Each offseason, a few familiar names appear on the Washington Nationals’ list of nonroster invitees to major league spring training. A highly touted rookie or two generally makes that list, too. This year’s list, which will likely be announced next month, will include a rookie with a particularly familiar name: Harper.
Six-foot-5 left-hander Bryan Harper, the 28-year-old brother of Nationals star right fielder Bryce, has been invited to big league camp for the first time in his seven-year professional career, according to people familiar with the situation. The Nationals re-signed the elder Harper to a minor league deal earlier this offseason, though little doubt existed that they would. Before he suffered a torn ulnar collateral ligament late in the 2016 season, Harper had pushed his way to the brink of the majors and a September call-up with 2.95 ERA in 20 appearances with Class AAA Syracuse. He is expected to be ready to pitch this season.
Bryan Harper was never considered a major league lock and never received the hype that accompanies highly touted prospects. But the University of South Carolina product made great strides in 2016, pitching his way into the major league conversation just in time for a September call-up. He held batters to a .174 batting average against and struck out 41 batters in 40 innings between Syracuse and Class AA Harrisburg in 2016. His left arm didn’t withstand that push, and he spent the 2017 season rehabbing from Tommy John surgery.

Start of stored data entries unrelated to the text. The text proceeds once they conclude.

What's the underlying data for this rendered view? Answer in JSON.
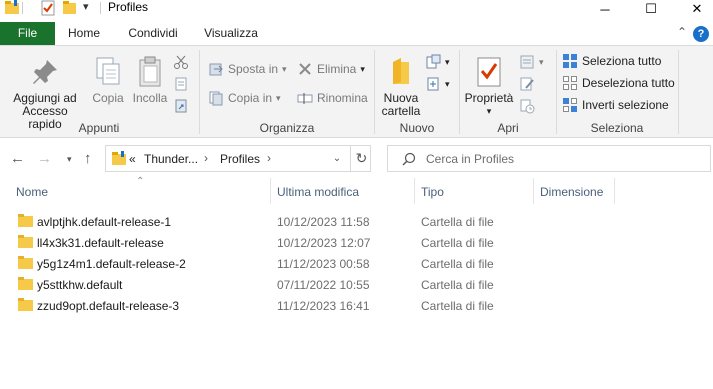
{
  "window": {
    "title": "Profiles",
    "minimize_glyph": "─",
    "maximize_glyph": "☐",
    "close_glyph": "✕"
  },
  "ribbon_tabs": [
    "File",
    "Home",
    "Condividi",
    "Visualizza"
  ],
  "ribbon": {
    "appunti": {
      "label": "Appunti",
      "pin_line1": "Aggiungi ad",
      "pin_line2": "Accesso rapido",
      "copy": "Copia",
      "paste": "Incolla"
    },
    "organizza": {
      "label": "Organizza",
      "move_to": "Sposta in",
      "copy_to": "Copia in",
      "delete": "Elimina",
      "rename": "Rinomina"
    },
    "nuovo": {
      "label": "Nuovo",
      "new_folder_line1": "Nuova",
      "new_folder_line2": "cartella"
    },
    "apri": {
      "label": "Apri",
      "properties": "Proprietà"
    },
    "seleziona": {
      "label": "Seleziona",
      "select_all": "Seleziona tutto",
      "select_none": "Deseleziona tutto",
      "invert": "Inverti selezione"
    }
  },
  "navigation": {
    "breadcrumb_prefix": "«",
    "breadcrumbs": [
      "Thunder...",
      "Profiles"
    ],
    "search_placeholder": "Cerca in Profiles"
  },
  "columns": {
    "name": "Nome",
    "modified": "Ultima modifica",
    "type": "Tipo",
    "size": "Dimensione"
  },
  "files": [
    {
      "name": "avlptjhk.default-release-1",
      "modified": "10/12/2023 11:58",
      "type": "Cartella di file"
    },
    {
      "name": "ll4x3k31.default-release",
      "modified": "10/12/2023 12:07",
      "type": "Cartella di file"
    },
    {
      "name": "y5g1z4m1.default-release-2",
      "modified": "11/12/2023 00:58",
      "type": "Cartella di file"
    },
    {
      "name": "y5sttkhw.default",
      "modified": "07/11/2022 10:55",
      "type": "Cartella di file"
    },
    {
      "name": "zzud9opt.default-release-3",
      "modified": "11/12/2023 16:41",
      "type": "Cartella di file"
    }
  ],
  "colors": {
    "file_tab": "#19732d",
    "folder": "#f7c948",
    "accent_blue": "#1a6fc9"
  }
}
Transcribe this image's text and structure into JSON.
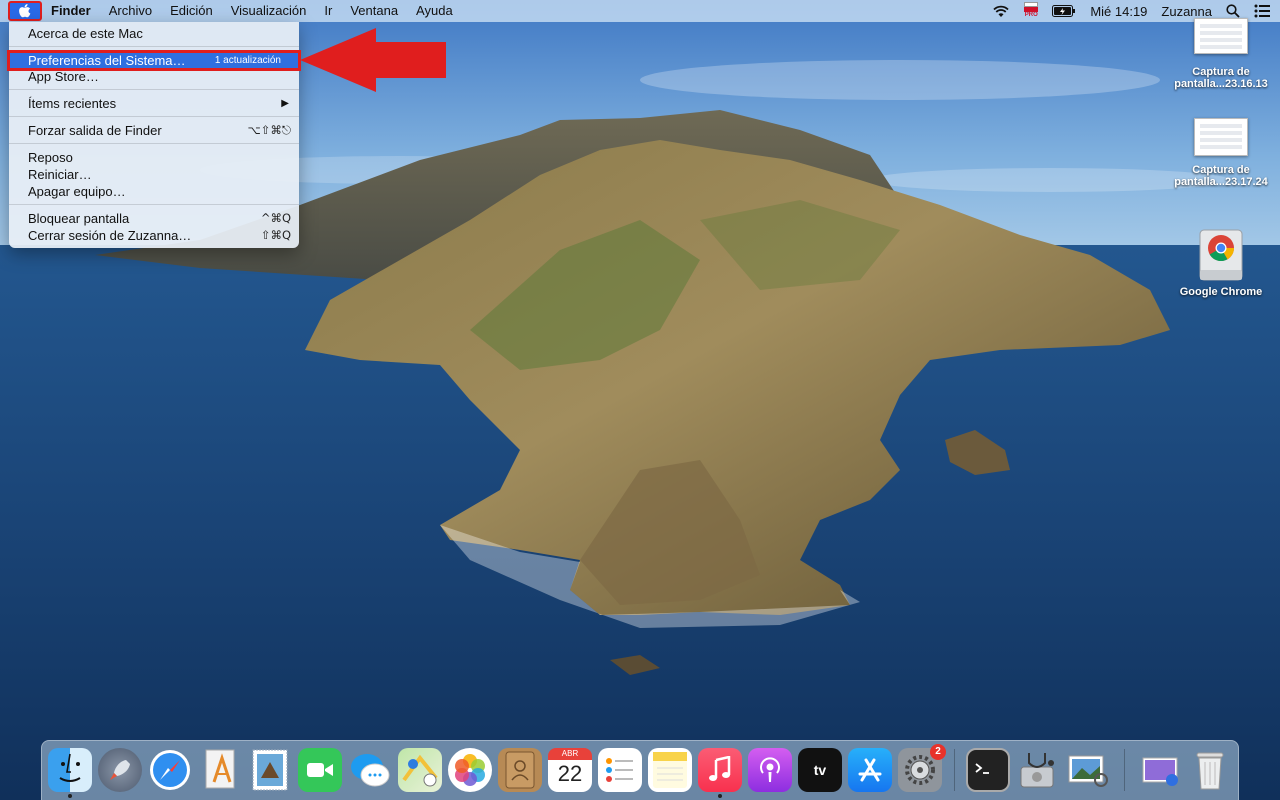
{
  "menubar": {
    "app_name": "Finder",
    "menus": [
      "Archivo",
      "Edición",
      "Visualización",
      "Ir",
      "Ventana",
      "Ayuda"
    ],
    "clock": "Mié 14:19",
    "user": "Zuzanna",
    "flag_label": "PRO"
  },
  "apple_menu": {
    "items": {
      "about": "Acerca de este Mac",
      "system_prefs": "Preferencias del Sistema…",
      "system_prefs_badge": "1 actualización",
      "app_store": "App Store…",
      "recent": "Ítems recientes",
      "force_quit": "Forzar salida de Finder",
      "force_quit_shortcut": "⌥⇧⌘⎋",
      "sleep": "Reposo",
      "restart": "Reiniciar…",
      "shutdown": "Apagar equipo…",
      "lock": "Bloquear pantalla",
      "lock_shortcut": "^⌘Q",
      "logout": "Cerrar sesión de Zuzanna…",
      "logout_shortcut": "⇧⌘Q"
    }
  },
  "desktop": {
    "icons": [
      {
        "line1": "Captura de",
        "line2": "pantalla...23.16.13"
      },
      {
        "line1": "Captura de",
        "line2": "pantalla...23.17.24"
      },
      {
        "line1": "Google Chrome",
        "line2": ""
      }
    ]
  },
  "dock": {
    "calendar_month": "ABR",
    "calendar_day": "22",
    "appletv_label": "tv",
    "sysprefs_badge": "2"
  },
  "colors": {
    "highlight": "#2f6fe0",
    "annotation_red": "#e01e1e"
  }
}
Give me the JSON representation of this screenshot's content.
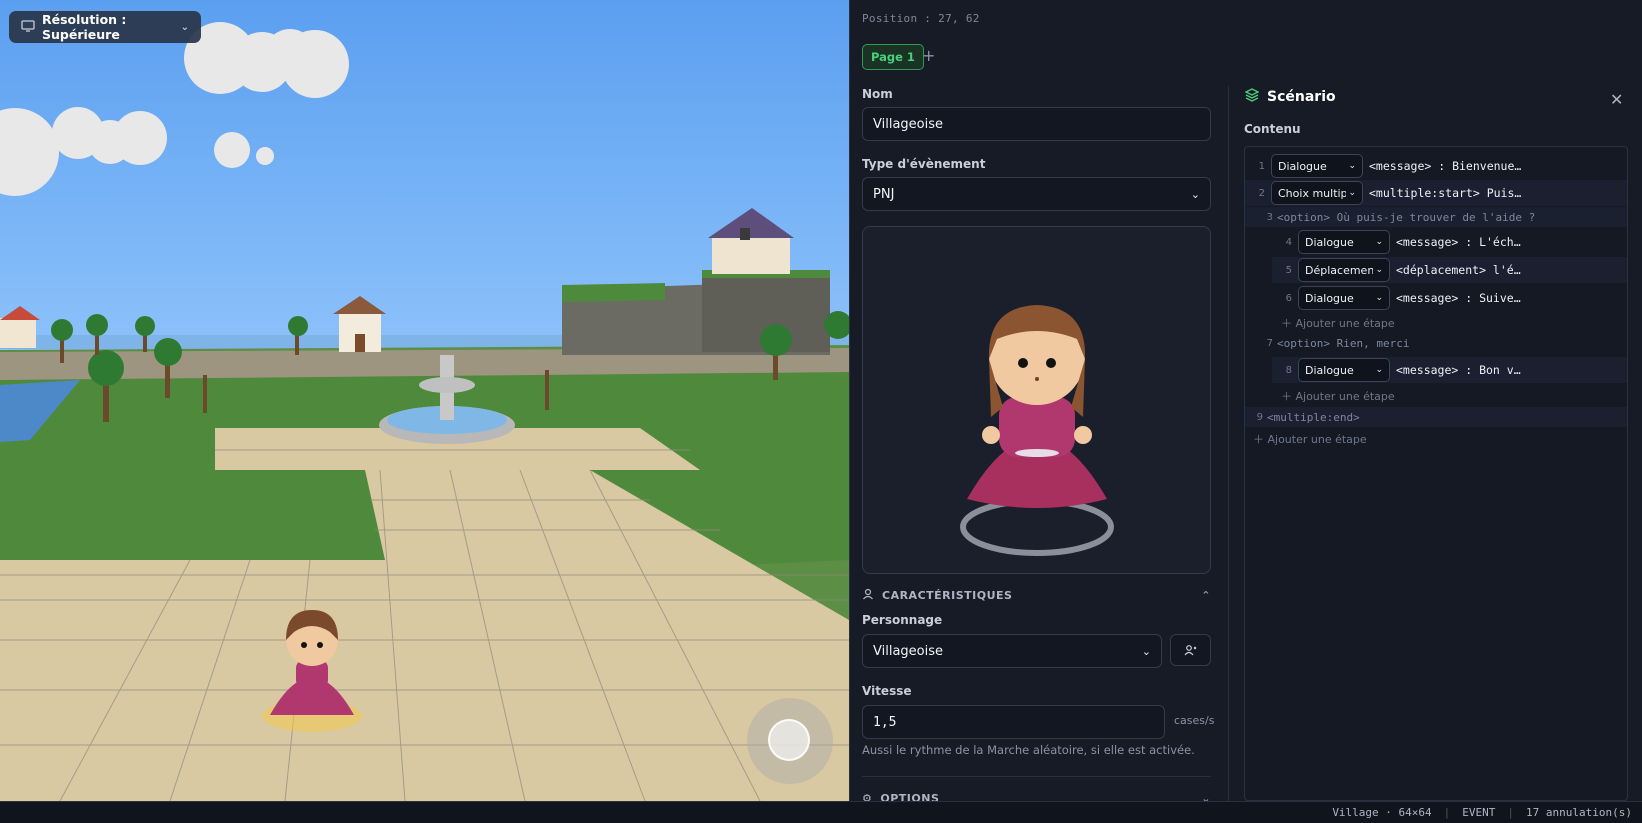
{
  "viewport": {
    "resolution_label": "Résolution : Supérieure"
  },
  "panel": {
    "position_readout": "Position : 27, 62",
    "page_tab": "Page 1",
    "add_page": "+",
    "name_label": "Nom",
    "name_value": "Villageoise",
    "event_type_label": "Type d'évènement",
    "event_type_value": "PNJ",
    "characteristics_heading": "CARACTÉRISTIQUES",
    "character_label": "Personnage",
    "character_value": "Villageoise",
    "speed_label": "Vitesse",
    "speed_value": "1,5",
    "speed_unit": "cases/s",
    "speed_hint": "Aussi le rythme de la Marche aléatoire, si elle est activée.",
    "options_heading": "OPTIONS"
  },
  "scenario": {
    "title": "Scénario",
    "content_label": "Contenu",
    "steps": [
      {
        "num": "1",
        "type": "Dialogue",
        "text": "<message> : Bienvenue…"
      },
      {
        "num": "2",
        "type": "Choix multiple",
        "text": "<multiple:start> Puis…"
      },
      {
        "num": "3",
        "option": "<option> Où puis-je trouver de l'aide ?"
      },
      {
        "num": "4",
        "type": "Dialogue",
        "text": "<message> : L'éch…"
      },
      {
        "num": "5",
        "type": "Déplacement",
        "text": "<déplacement> l'é…"
      },
      {
        "num": "6",
        "type": "Dialogue",
        "text": "<message> : Suive…"
      },
      {
        "num": "7",
        "option": "<option> Rien, merci"
      },
      {
        "num": "8",
        "type": "Dialogue",
        "text": "<message> : Bon v…"
      },
      {
        "num": "9",
        "option": "<multiple:end>"
      }
    ],
    "add_step": "Ajouter une étape"
  },
  "status": {
    "map": "Village · 64×64",
    "mode": "EVENT",
    "undo": "17 annulation(s)"
  },
  "icons": [
    "monitor-icon",
    "chevron-down-icon",
    "layers-icon",
    "close-icon",
    "user-icon",
    "chevron-up-icon",
    "users-icon",
    "gear-icon",
    "plus-icon"
  ]
}
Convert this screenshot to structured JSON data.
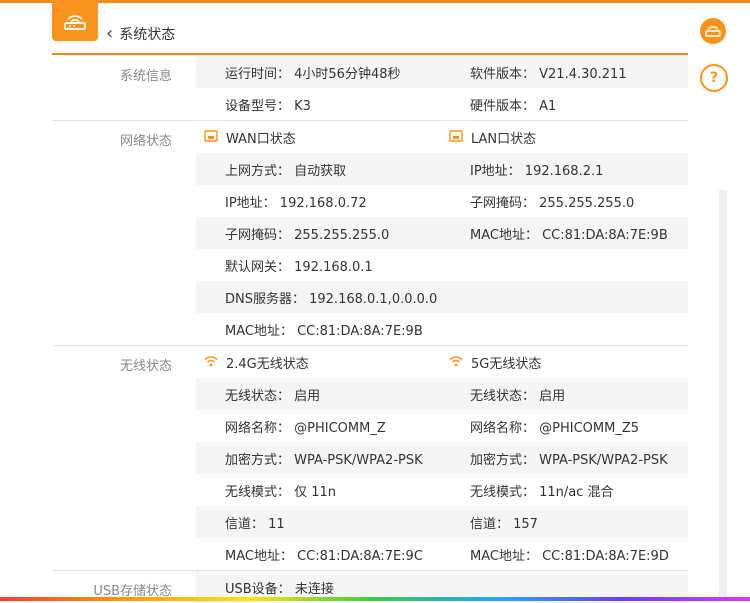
{
  "header": {
    "title": "系统状态"
  },
  "sections": {
    "system": {
      "label": "系统信息",
      "rows": [
        [
          "运行时间：  4小时56分钟48秒",
          "软件版本：  V21.4.30.211"
        ],
        [
          "设备型号：  K3",
          "硬件版本：  A1"
        ]
      ]
    },
    "network": {
      "label": "网络状态",
      "wan_title": "WAN口状态",
      "lan_title": "LAN口状态",
      "rows": [
        [
          "上网方式：  自动获取",
          "IP地址：  192.168.2.1"
        ],
        [
          "IP地址：  192.168.0.72",
          "子网掩码：  255.255.255.0"
        ],
        [
          "子网掩码：  255.255.255.0",
          "MAC地址：  CC:81:DA:8A:7E:9B"
        ],
        [
          "默认网关：  192.168.0.1",
          ""
        ],
        [
          "DNS服务器：  192.168.0.1,0.0.0.0",
          ""
        ],
        [
          "MAC地址：  CC:81:DA:8A:7E:9B",
          ""
        ]
      ]
    },
    "wireless": {
      "label": "无线状态",
      "band24_title": "2.4G无线状态",
      "band5_title": "5G无线状态",
      "rows": [
        [
          "无线状态：  启用",
          "无线状态：  启用"
        ],
        [
          "网络名称：  @PHICOMM_Z",
          "网络名称：  @PHICOMM_Z5"
        ],
        [
          "加密方式：  WPA-PSK/WPA2-PSK",
          "加密方式：  WPA-PSK/WPA2-PSK"
        ],
        [
          "无线模式：  仅 11n",
          "无线模式：  11n/ac 混合"
        ],
        [
          "信道：  11",
          "信道：  157"
        ],
        [
          "MAC地址：  CC:81:DA:8A:7E:9C",
          "MAC地址：  CC:81:DA:8A:7E:9D"
        ]
      ]
    },
    "usb": {
      "label": "USB存储状态",
      "rows": [
        [
          "USB设备：  未连接",
          ""
        ]
      ]
    }
  },
  "icons": {
    "logo": "router-icon",
    "side_router": "router-icon",
    "side_help": "help-icon",
    "wan": "port-icon",
    "lan": "port-icon",
    "wifi": "wifi-icon"
  },
  "colors": {
    "accent": "#f7941d",
    "row_alt": "#f5f5f5",
    "label": "#888888"
  }
}
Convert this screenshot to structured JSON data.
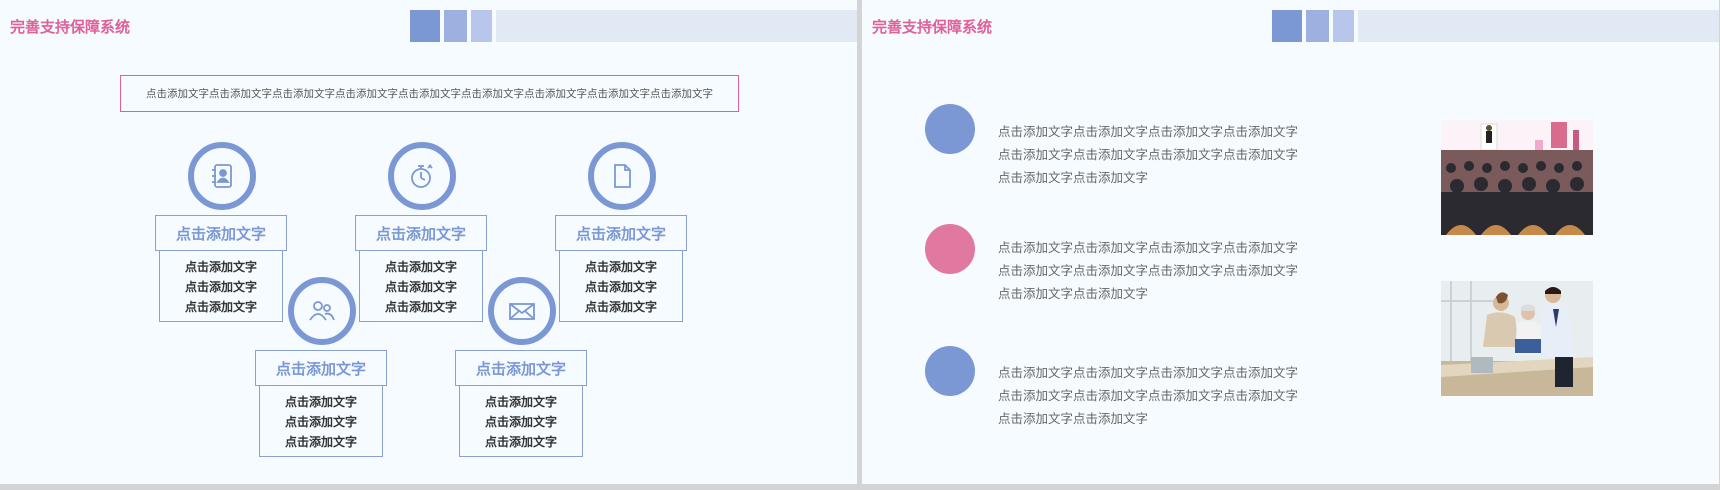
{
  "slides": [
    {
      "title": "完善支持保障系统",
      "intro": "点击添加文字点击添加文字点击添加文字点击添加文字点击添加文字点击添加文字点击添加文字点击添加文字点击添加文字",
      "features": [
        {
          "icon": "address-book-icon",
          "title": "点击添加文字",
          "lines": [
            "点击添加文字",
            "点击添加文字",
            "点击添加文字"
          ]
        },
        {
          "icon": "stopwatch-icon",
          "title": "点击添加文字",
          "lines": [
            "点击添加文字",
            "点击添加文字",
            "点击添加文字"
          ]
        },
        {
          "icon": "document-icon",
          "title": "点击添加文字",
          "lines": [
            "点击添加文字",
            "点击添加文字",
            "点击添加文字"
          ]
        },
        {
          "icon": "users-icon",
          "title": "点击添加文字",
          "lines": [
            "点击添加文字",
            "点击添加文字",
            "点击添加文字"
          ]
        },
        {
          "icon": "envelope-icon",
          "title": "点击添加文字",
          "lines": [
            "点击添加文字",
            "点击添加文字",
            "点击添加文字"
          ]
        }
      ]
    },
    {
      "title": "完善支持保障系统",
      "items": [
        {
          "color": "#7b98d4",
          "lines": [
            "点击添加文字点击添加文字点击添加文字点击添加文字",
            "点击添加文字点击添加文字点击添加文字点击添加文字",
            "点击添加文字点击添加文字"
          ]
        },
        {
          "color": "#e0789f",
          "lines": [
            "点击添加文字点击添加文字点击添加文字点击添加文字",
            "点击添加文字点击添加文字点击添加文字点击添加文字",
            "点击添加文字点击添加文字"
          ]
        },
        {
          "color": "#7b98d4",
          "lines": [
            "点击添加文字点击添加文字点击添加文字点击添加文字",
            "点击添加文字点击添加文字点击添加文字点击添加文字",
            "点击添加文字点击添加文字"
          ]
        }
      ],
      "photos": [
        "conference-audience-photo",
        "business-meeting-photo"
      ]
    }
  ],
  "colors": {
    "accent_blue": "#7b98d4",
    "accent_pink": "#e0609a",
    "background": "#f5fbff"
  }
}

As his brother enters the much-discussed final season before his endlessly talked-about free agency, Bryan Harper seems a long shot to make the major league roster early this season. But like he did in 2016 and depending on the state of his surgically repaired pitching elbow, he could pitch his way into a late-season call-up. The Nationals currently have four left-handed relievers on their 40-man roster — closer Sean Doolittle, Enny Romero, Matt Grace and Sammy Solis. Last year, they carried at least two lefties besides Doolittle in their bullpen at all times. Their system is short on lefty relievers that are big league ready or even close to nearing that title. So opportunity exists for Harper, regardless of whether the Nationals find a serviceable free agent or two through the usual spring training audition process.
The Harper brothers are close, taken a year and 906 picks apart in the 2010 and 2011 drafts. They have not played together in years. Bryce’s rapid rise through the Nationals’ minor league system meant they never got much chance to do so professionally. But now, months before Bryce will decide where he will be most comfortable spending what could be the best years of his major league career, Bryan will join him in major league camp for the first time. Who knows what his presence might mean for the baseball future of the Harper brothers. For the present, the intrigue is hard to ignore.